Carlos Barria/File Photo/Reuters

Alphabet’s $11.5 billion bond sale is notable for two things: Its debt is really cheap, and a chunk of it will outlive anyone who bought it.

Alphabet is paying less on the £1 billion, 100-year debt slug than the average American consumer is paying for a 30-year mortgage (compared to yields on government bonds.) The company’s century bond was set to be issued Tuesday at 1.2 percentage points above UK gilts, according to a person familiar with the matter.

The foreign sales follow Alphabet’s $20 billion US dollar bond sale Monday, bringing its two-day haul to nearly $32 billion — a sign of just how expensive the AI buildout is getting. Alphabet has more borrowing capacity than some of its rivals.
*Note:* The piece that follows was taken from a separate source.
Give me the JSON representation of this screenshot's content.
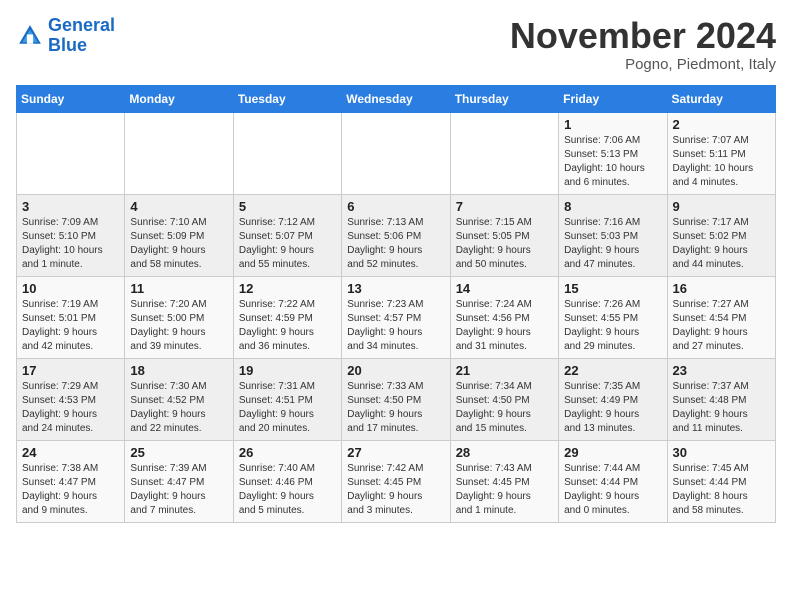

Corporate century bonds are rare. The last one was in 2021 from French utility EDF, and the last one from a tech company was Motorola’s in 1997. They are more common from governments, which have forecastable 100-year expenses like pensions and defense. But as I previously noted, companies making centuries-long bets on AI now have centuries-long bills to pay.

One other note on Google’s cash grab: The roughly 3 billion Swiss franc portion appears to be the largest by a non-Swiss company, and could make that market more enticing to issuers — especially as global investors edge away from the US dollar.